Görevden uzaklaştırılan ve dönemin Halk Eğitim Müdürü olan M.T  ise, müfetişlerin yürüttüğü soruşturmanın içeriğiyle ilgili iddiaları iftira olarak nitelendirdi. Soruşturmanın selameti açısından açığa alındığını belirten M.T, pandemi sürecinde açılmaması gereken kursların bir hata sonucu açıldığını belirtmesi ise kafalarda soru işareti bıraktı.

Hijyen Eğitimi Kursunun açılma talebinin Çüngüş halkından gelmesi nedeniyle açıldığını öne süren M.T, para alındığı iddialarını ret ederek, eğitimlerin yüz yüze yapıldığını savundu.

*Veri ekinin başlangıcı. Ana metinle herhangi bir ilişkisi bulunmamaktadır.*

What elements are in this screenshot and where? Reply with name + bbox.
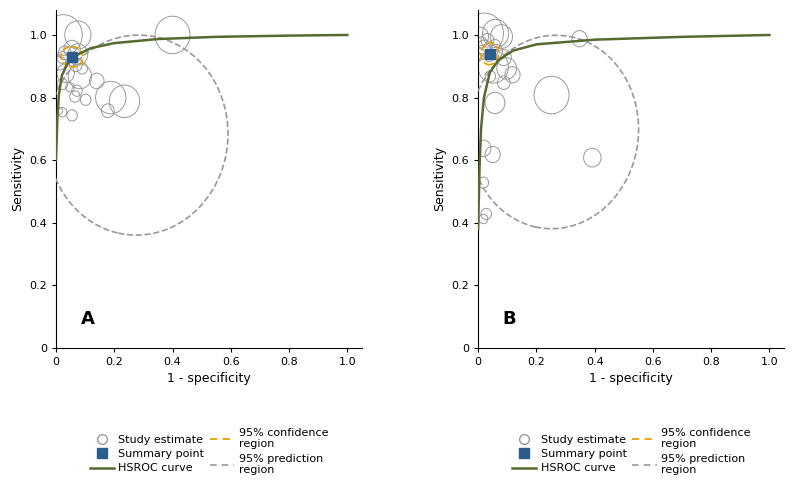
Text: B: B xyxy=(502,310,516,328)
X-axis label: 1 - specificity: 1 - specificity xyxy=(167,372,251,386)
X-axis label: 1 - specificity: 1 - specificity xyxy=(589,372,673,386)
Text: A: A xyxy=(81,310,94,328)
Y-axis label: Sensitivity: Sensitivity xyxy=(10,146,24,212)
Legend: Study estimate, Summary point, HSROC curve, 95% confidence
region, 95% predictio: Study estimate, Summary point, HSROC cur… xyxy=(90,428,328,476)
Y-axis label: Sensitivity: Sensitivity xyxy=(433,146,446,212)
Legend: Study estimate, Summary point, HSROC curve, 95% confidence
region, 95% predictio: Study estimate, Summary point, HSROC cur… xyxy=(512,428,750,476)
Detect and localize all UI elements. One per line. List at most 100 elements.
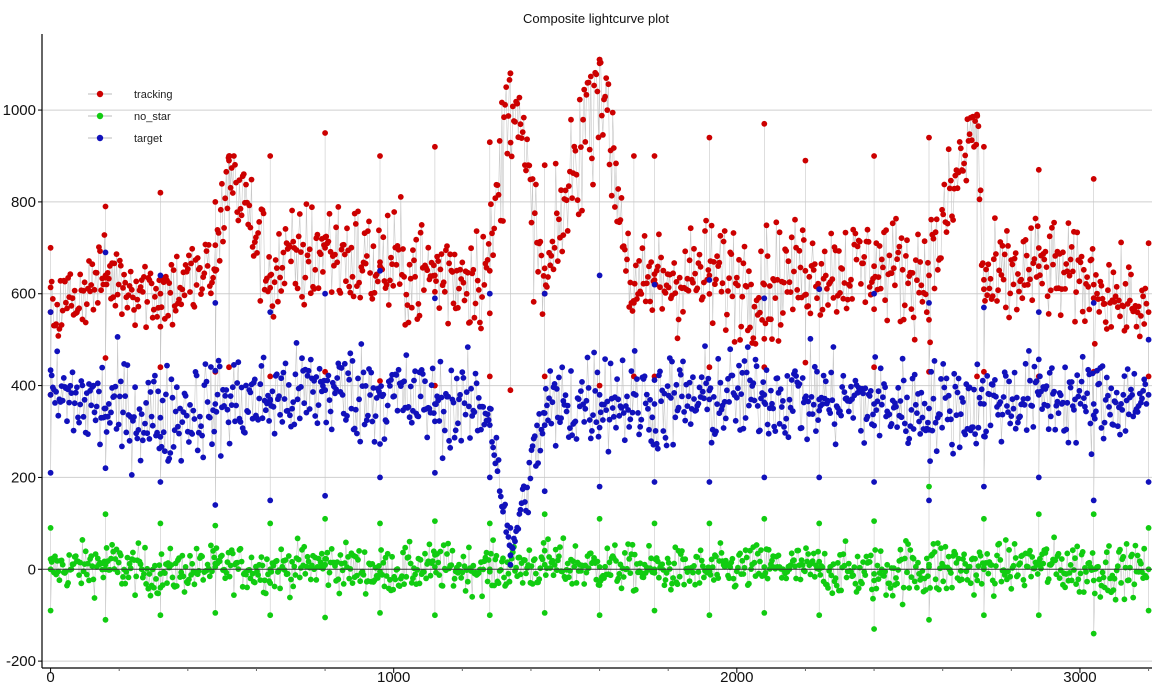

 “ALLAH’A HAVALE EDİYORUM”

16 bin kişiye sertifika verilmediğini yaklaşık 10 bin kişiye sertifika verildiğini aktaran M.T, “Bakanlıktan gelen resmi yazıda istihdam kursları, hijyen kursları ve tehlikeli mesleklerle ilgili kursların pandemi sürecinde valilik izniyle açılabileceğini içeren bir yazıya istinaden biz kursları açtık. Ancak hijyen eğitimi kursu açmamamız gerekirdi. Hata oldu, eksiklik lduğunu kabul ediyorum. Gözden kaçırdık. Ben zaten daha sonra kursa gelemeyen 10 bin sertifikayı iptal ettim. Kurun içinde yaşta yanmıştır. İlçede hijyen kurslarına AVM ve marketlerde çalışanlar tarafından talep geldiği için açıldı. Kurslar yüz yüze oldu. Rakamın 16 bin değil 10 bin civarındadır. Bin lira karşılığında verildiği sözleri benim kulağıma da geldi. Başkaları aldı mı bilmem ve kimsenin günahını almam. Halk Eğitim Kursları ücretsizdir. Bizim okul aile birliği hesaplarımız açıktı. Buradan görülebilir. Benim kendi hesaplarım incelenir ve görülür. Benim icram vardır, kredi borcum vardır. Kendi arabamı sattım borçlarımı ödemek için. Ben bu süreç içersindeki her şeyi müfettişe de söyledim. Biz göreve gelirken Çüngüş’te bir enkaz devraldık. Biz bunları düzeltmeye çalışırken, bazılarının işine gelmedi. Kurslar bitince sertifikalar e-devlet sistemine düşer. Özel istek olursa sertifikaları da veriyoruz. Ben kendi adıma söylüyorum kimseden para almadım. Kurumdaki hiç kimsenin de para aldığına inanmıyorum. Soruşturmanın selameti açısından beni açığa aldılar. Müfettişlerin yapacağı soruşturma sonucunda gereken neyse yapılır. Biri para verdiğini söylesin ben öğretmenlik mesleğinden istifa ederim. Böyle şeyleri çok duyuyoruz hepsini Allah’a havale ediyorum” diye konuştu.